Eliza Emily Donnithorne (1821-1886) got engaged to George Cutherbertson, a clerk in a local shipping company in Sydney, Australia, or perhaps it was Stuart Donaldson, an aspiring politician in Sydney. Come the wedding day, the guests gather, the wedding breakfast is on the table, and the bride awaits in all her glory, but for nothing. George/Stuart, the cad, never turns up. Miss Donnithorne closed up her house and spent the next 30 years in isolation. It’s the humiliation of abandonment, and abandonment in front of her friends and relations, that drives her into madness.
In 1946, the story was given as
When the guests had departed, Eliza pulled down the blinds of her house, and for 30 years remained a hermit. The front door was chained permitting it to open only a few inches; callers never saw her, for when she was forced to speak to them, she remained out of sight. Here, for those long years, lived a woman in whom hope had died. When death at last came to Eliza, those who came to carry her to the greater peace of Camperdown Cemetery found her still clad in her bridal gown. Dust lay thick on the floor, and the window panes were thick with grime. And in the dining room, the wedding feast was uneaten, and the food had moldered into dust.
Sound familiar? Sound like Miss Havisham from Dickens’ Great Expectations? It is thought that Miss Donnithorne was the model for Miss Havisham, although later researchers aren’t certain if Miss Havisham’s story became pinned to that of Miss Donnithorne, but it’s a tragedy in any telling.
The story was taken up in 1974 by Peter Maxwell Davies (1934-2016) and set as Miss Donnithorne’s Maggot, an 8-part virtuoso piece for mezzo-soprano and small ensemble. Much like his earlier monodrama, Eight Songs for a Mad King (1969), it calls for extended vocal techniques, although, as Paul Griffiths notes, in this work, Miss Donnithorne ‘is generally more songful in her madness than George III.’ The text, by Australian writer and poet Randolph Stow, who also wrote the text for Eight Songs for a Mad King, turns the missing bridegroom into a naval officer so that naval references can be used in the text.
The work is set up with alternating pieces and dances:
Prelude
Miss Donnithorne’s Maggot
Recitative I
Her Dump
Nocturne
Her Rant
Recitative II
Her Reel
A ‘maggot’ means a favourite tune or, in a more old-fashioned sense, a whimsical or strange idea. A dump is a slow dance, a nocturne is not a dance but, literally, is music for night time, and a reel is a folk dance that requires at least 2 couples, if not more. For a woman alone in a house, a reel seems an ironic choice. On the other hand, given the story, it may mean to reel in a different sense.
In the Prelude, Miss Donnithorne invites the audience to her ‘imagined wedding,’ closing with the lines: ‘Miss Donnithorne begs the favour of your presence | at her nuptial feast and ball. | May it choke you one and all.’

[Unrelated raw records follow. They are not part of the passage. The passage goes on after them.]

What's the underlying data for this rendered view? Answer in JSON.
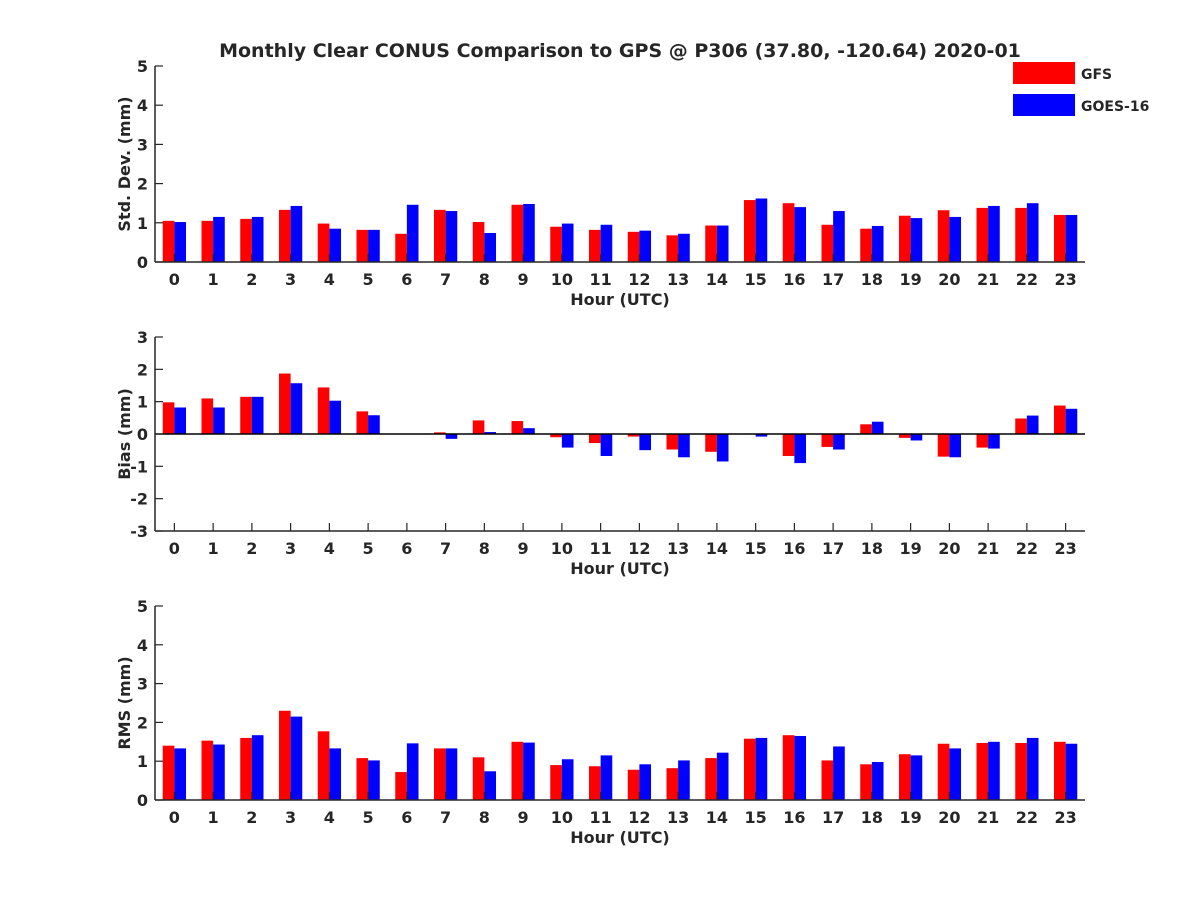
{
  "title": "Monthly Clear CONUS Comparison to GPS @ P306 (37.80, -120.64) 2020-01",
  "legend": {
    "placement": "top-right",
    "entries": [
      {
        "name": "GFS",
        "color": "#ff0000"
      },
      {
        "name": "GOES-16",
        "color": "#0000ff"
      }
    ]
  },
  "chart_data": [
    {
      "type": "bar",
      "ylabel": "Std. Dev. (mm)",
      "xlabel": "Hour (UTC)",
      "ylim": [
        0,
        5
      ],
      "yticks": [
        0,
        1,
        2,
        3,
        4,
        5
      ],
      "categories": [
        "0",
        "1",
        "2",
        "3",
        "4",
        "5",
        "6",
        "7",
        "8",
        "9",
        "10",
        "11",
        "12",
        "13",
        "14",
        "15",
        "16",
        "17",
        "18",
        "19",
        "20",
        "21",
        "22",
        "23"
      ],
      "series": [
        {
          "name": "GFS",
          "color": "#ff0000",
          "values": [
            1.05,
            1.05,
            1.1,
            1.33,
            0.98,
            0.82,
            0.72,
            1.33,
            1.02,
            1.46,
            0.9,
            0.82,
            0.77,
            0.68,
            0.93,
            1.58,
            1.5,
            0.95,
            0.85,
            1.18,
            1.32,
            1.38,
            1.38,
            1.2
          ]
        },
        {
          "name": "GOES-16",
          "color": "#0000ff",
          "values": [
            1.02,
            1.15,
            1.15,
            1.43,
            0.85,
            0.82,
            1.46,
            1.3,
            0.74,
            1.48,
            0.98,
            0.95,
            0.8,
            0.72,
            0.93,
            1.62,
            1.4,
            1.3,
            0.92,
            1.12,
            1.15,
            1.43,
            1.5,
            1.2
          ]
        }
      ]
    },
    {
      "type": "bar",
      "ylabel": "Bias (mm)",
      "xlabel": "Hour (UTC)",
      "ylim": [
        -3,
        3
      ],
      "yticks": [
        -3,
        -2,
        -1,
        0,
        1,
        2,
        3
      ],
      "categories": [
        "0",
        "1",
        "2",
        "3",
        "4",
        "5",
        "6",
        "7",
        "8",
        "9",
        "10",
        "11",
        "12",
        "13",
        "14",
        "15",
        "16",
        "17",
        "18",
        "19",
        "20",
        "21",
        "22",
        "23"
      ],
      "series": [
        {
          "name": "GFS",
          "color": "#ff0000",
          "values": [
            0.98,
            1.1,
            1.15,
            1.87,
            1.44,
            0.7,
            0.0,
            0.05,
            0.42,
            0.4,
            -0.1,
            -0.28,
            -0.08,
            -0.48,
            -0.55,
            0.0,
            -0.68,
            -0.4,
            0.3,
            -0.12,
            -0.7,
            -0.42,
            0.48,
            0.88
          ]
        },
        {
          "name": "GOES-16",
          "color": "#0000ff",
          "values": [
            0.82,
            0.82,
            1.15,
            1.57,
            1.03,
            0.58,
            0.0,
            -0.15,
            0.06,
            0.18,
            -0.42,
            -0.68,
            -0.5,
            -0.72,
            -0.85,
            -0.08,
            -0.9,
            -0.48,
            0.38,
            -0.2,
            -0.72,
            -0.45,
            0.57,
            0.78
          ]
        }
      ]
    },
    {
      "type": "bar",
      "ylabel": "RMS (mm)",
      "xlabel": "Hour (UTC)",
      "ylim": [
        0,
        5
      ],
      "yticks": [
        0,
        1,
        2,
        3,
        4,
        5
      ],
      "categories": [
        "0",
        "1",
        "2",
        "3",
        "4",
        "5",
        "6",
        "7",
        "8",
        "9",
        "10",
        "11",
        "12",
        "13",
        "14",
        "15",
        "16",
        "17",
        "18",
        "19",
        "20",
        "21",
        "22",
        "23"
      ],
      "series": [
        {
          "name": "GFS",
          "color": "#ff0000",
          "values": [
            1.4,
            1.53,
            1.6,
            2.3,
            1.77,
            1.08,
            0.72,
            1.33,
            1.1,
            1.5,
            0.9,
            0.87,
            0.78,
            0.82,
            1.08,
            1.58,
            1.67,
            1.02,
            0.92,
            1.18,
            1.45,
            1.47,
            1.47,
            1.5
          ]
        },
        {
          "name": "GOES-16",
          "color": "#0000ff",
          "values": [
            1.33,
            1.43,
            1.67,
            2.15,
            1.33,
            1.02,
            1.46,
            1.33,
            0.74,
            1.48,
            1.05,
            1.15,
            0.92,
            1.02,
            1.22,
            1.6,
            1.65,
            1.38,
            0.98,
            1.15,
            1.33,
            1.5,
            1.6,
            1.45
          ]
        }
      ]
    }
  ]
}
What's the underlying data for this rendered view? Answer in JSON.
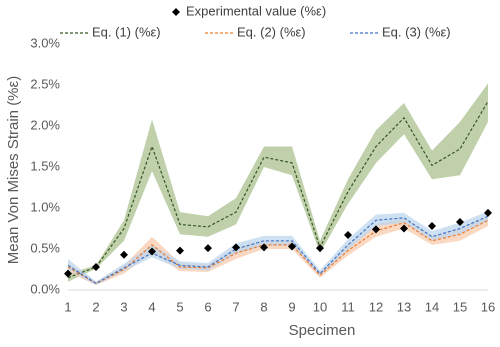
{
  "chart_data": {
    "type": "line",
    "x_label": "Specimen",
    "y_label": "Mean Von Mises Strain (%ε)",
    "x": [
      1,
      2,
      3,
      4,
      5,
      6,
      7,
      8,
      9,
      10,
      11,
      12,
      13,
      14,
      15,
      16
    ],
    "xlim": [
      1,
      16
    ],
    "xticks": [
      1,
      2,
      3,
      4,
      5,
      6,
      7,
      8,
      9,
      10,
      11,
      12,
      13,
      14,
      15,
      16
    ],
    "ylim": [
      0,
      3
    ],
    "yticks": [
      {
        "value": 0,
        "label": "0.0%"
      },
      {
        "value": 0.5,
        "label": "0.5%"
      },
      {
        "value": 1,
        "label": "1.0%"
      },
      {
        "value": 1.5,
        "label": "1.5%"
      },
      {
        "value": 2,
        "label": "2.0%"
      },
      {
        "value": 2.5,
        "label": "2.5%"
      },
      {
        "value": 3,
        "label": "3.0%"
      }
    ],
    "legend": "top",
    "series": [
      {
        "name": "Experimental value (%ε)",
        "marker": "diamond",
        "color": "#000000",
        "values": [
          0.2,
          0.28,
          0.43,
          0.47,
          0.48,
          0.51,
          0.52,
          0.52,
          0.53,
          0.51,
          0.67,
          0.74,
          0.75,
          0.78,
          0.83,
          0.94
        ]
      },
      {
        "name": "Eq. (1) (%ε)",
        "marker": "dashed",
        "color": "#375623",
        "band_color": "#a9c08f",
        "values": [
          0.15,
          0.28,
          0.75,
          1.75,
          0.8,
          0.77,
          0.95,
          1.62,
          1.55,
          0.52,
          1.2,
          1.75,
          2.1,
          1.52,
          1.72,
          2.3
        ],
        "upper": [
          0.2,
          0.3,
          0.85,
          2.08,
          0.95,
          0.9,
          1.12,
          1.75,
          1.75,
          0.6,
          1.35,
          1.95,
          2.28,
          1.7,
          2.05,
          2.52
        ],
        "lower": [
          0.1,
          0.26,
          0.6,
          1.45,
          0.68,
          0.65,
          0.8,
          1.5,
          1.4,
          0.45,
          1.05,
          1.55,
          1.9,
          1.35,
          1.4,
          2.05
        ]
      },
      {
        "name": "Eq. (2) (%ε)",
        "marker": "dashed",
        "color": "#ed7d31",
        "band_color": "#f8cbad",
        "values": [
          0.28,
          0.08,
          0.25,
          0.55,
          0.28,
          0.27,
          0.45,
          0.55,
          0.55,
          0.18,
          0.48,
          0.72,
          0.82,
          0.6,
          0.68,
          0.85
        ],
        "upper": [
          0.33,
          0.1,
          0.3,
          0.65,
          0.33,
          0.31,
          0.52,
          0.6,
          0.6,
          0.22,
          0.55,
          0.8,
          0.88,
          0.66,
          0.75,
          0.9
        ],
        "lower": [
          0.22,
          0.06,
          0.2,
          0.45,
          0.23,
          0.22,
          0.38,
          0.5,
          0.5,
          0.15,
          0.42,
          0.65,
          0.75,
          0.55,
          0.6,
          0.78
        ]
      },
      {
        "name": "Eq. (3) (%ε)",
        "marker": "dashed",
        "color": "#4472c4",
        "band_color": "#bdd7ee",
        "values": [
          0.3,
          0.08,
          0.27,
          0.45,
          0.3,
          0.28,
          0.5,
          0.6,
          0.6,
          0.2,
          0.55,
          0.85,
          0.88,
          0.65,
          0.75,
          0.9
        ],
        "upper": [
          0.38,
          0.1,
          0.32,
          0.55,
          0.35,
          0.33,
          0.57,
          0.66,
          0.66,
          0.24,
          0.62,
          0.92,
          0.94,
          0.72,
          0.82,
          0.96
        ],
        "lower": [
          0.25,
          0.06,
          0.23,
          0.4,
          0.26,
          0.24,
          0.44,
          0.54,
          0.54,
          0.17,
          0.49,
          0.78,
          0.82,
          0.6,
          0.68,
          0.84
        ]
      }
    ]
  }
}
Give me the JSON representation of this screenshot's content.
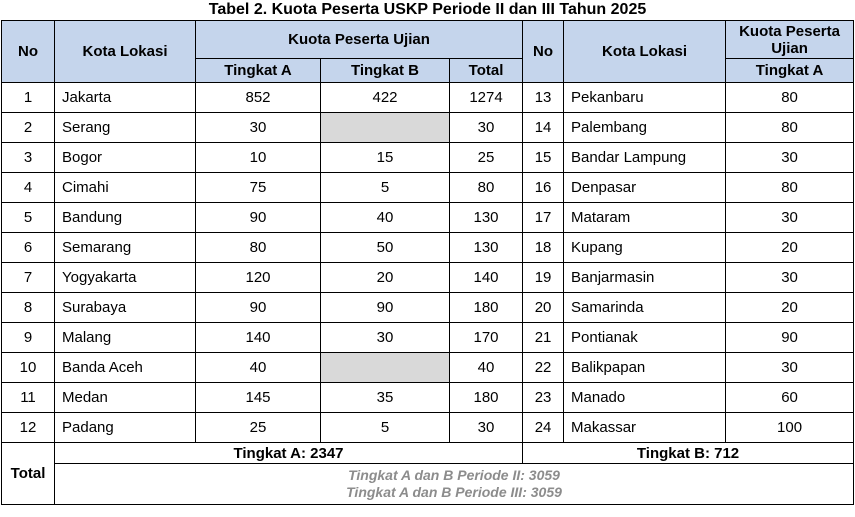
{
  "title": "Tabel 2. Kuota Peserta USKP Periode II dan III Tahun 2025",
  "headers": {
    "no": "No",
    "kota": "Kota Lokasi",
    "kuota_group": "Kuota Peserta Ujian",
    "tingkat_a": "Tingkat A",
    "tingkat_b": "Tingkat B",
    "total": "Total",
    "no_right": "No",
    "kota_right": "Kota Lokasi",
    "kuota_right": "Kuota Peserta Ujian",
    "tingkat_a_right": "Tingkat A"
  },
  "left_rows": [
    {
      "no": "1",
      "kota": "Jakarta",
      "a": "852",
      "b": "422",
      "total": "1274"
    },
    {
      "no": "2",
      "kota": "Serang",
      "a": "30",
      "b": "",
      "total": "30"
    },
    {
      "no": "3",
      "kota": "Bogor",
      "a": "10",
      "b": "15",
      "total": "25"
    },
    {
      "no": "4",
      "kota": "Cimahi",
      "a": "75",
      "b": "5",
      "total": "80"
    },
    {
      "no": "5",
      "kota": "Bandung",
      "a": "90",
      "b": "40",
      "total": "130"
    },
    {
      "no": "6",
      "kota": "Semarang",
      "a": "80",
      "b": "50",
      "total": "130"
    },
    {
      "no": "7",
      "kota": "Yogyakarta",
      "a": "120",
      "b": "20",
      "total": "140"
    },
    {
      "no": "8",
      "kota": "Surabaya",
      "a": "90",
      "b": "90",
      "total": "180"
    },
    {
      "no": "9",
      "kota": "Malang",
      "a": "140",
      "b": "30",
      "total": "170"
    },
    {
      "no": "10",
      "kota": "Banda Aceh",
      "a": "40",
      "b": "",
      "total": "40"
    },
    {
      "no": "11",
      "kota": "Medan",
      "a": "145",
      "b": "35",
      "total": "180"
    },
    {
      "no": "12",
      "kota": "Padang",
      "a": "25",
      "b": "5",
      "total": "30"
    }
  ],
  "right_rows": [
    {
      "no": "13",
      "kota": "Pekanbaru",
      "a": "80"
    },
    {
      "no": "14",
      "kota": "Palembang",
      "a": "80"
    },
    {
      "no": "15",
      "kota": "Bandar Lampung",
      "a": "30"
    },
    {
      "no": "16",
      "kota": "Denpasar",
      "a": "80"
    },
    {
      "no": "17",
      "kota": "Mataram",
      "a": "30"
    },
    {
      "no": "18",
      "kota": "Kupang",
      "a": "20"
    },
    {
      "no": "19",
      "kota": "Banjarmasin",
      "a": "30"
    },
    {
      "no": "20",
      "kota": "Samarinda",
      "a": "20"
    },
    {
      "no": "21",
      "kota": "Pontianak",
      "a": "90"
    },
    {
      "no": "22",
      "kota": "Balikpapan",
      "a": "30"
    },
    {
      "no": "23",
      "kota": "Manado",
      "a": "60"
    },
    {
      "no": "24",
      "kota": "Makassar",
      "a": "100"
    }
  ],
  "footer": {
    "total_label": "Total",
    "tingkat_a_total": "Tingkat A: 2347",
    "tingkat_b_total": "Tingkat B: 712",
    "periode_ii": "Tingkat A dan B Periode II: 3059",
    "periode_iii": "Tingkat A dan B Periode III: 3059"
  },
  "colors": {
    "header_bg": "#c5d5ec",
    "empty_cell": "#d9d9d9",
    "footer_text": "#8c8c8c"
  }
}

Peter Maxwell Davies: Miss Donnithorne’s Maggot, Op. 60 – Prelude (Jane Manning, Miss Donnitorne; Psappha)
In the Maggot, she makes parallels between herself and the White Woman of Berners Street, a ghost seen on the streets of London.
Recitative I makes parallels between a famous Shakespearean character who drowned for love, Ophelia, and two famous Sydney street people, one a street-dweller who could recite all of Shakespeare by heart and the other a man who went around Sydney, writing ‘Eternity’ in chalk on the streets.
Her Dump makes a parallel between her wedding-cake tower and a lighthouse.
The Nocturne, in the middle, is for instruments alone.
Peter Maxwell Davies: Miss Donnithorne’s Maggot, Op. 60 – Nocturne (Psappha)
Her Rant has her seeing images in her wedding cake, confusing it with an attack on her body.
Recitative II is about the monster boys who yell outside her window, with such an appropriate language. But then….perhaps she should adopt one, who happens to look like her fiancé.
The work closes with Her Reel, where she hears her husband call from her chamber. She shifts in and out of reality – ‘Husband, I come’ and ‘Why am I sitting on the floor?’. Declaring her faithfulness, she pirouettes off to meet him, and so the work fades away, as does she.
Peter Maxwell Davies: Miss Donnithorne’s Maggot, Op. 60 – Her Reel (Psappha)
It’s a striking work, all the more so from being within her mind and perceptions. One writer on the work describes it as less a work of extended vocal technique than as a work for extended bel canto, moving the 19th century style into the 20th century. It’s painful and comedic, tragic and ludicrous, and pure Maxwell Davies.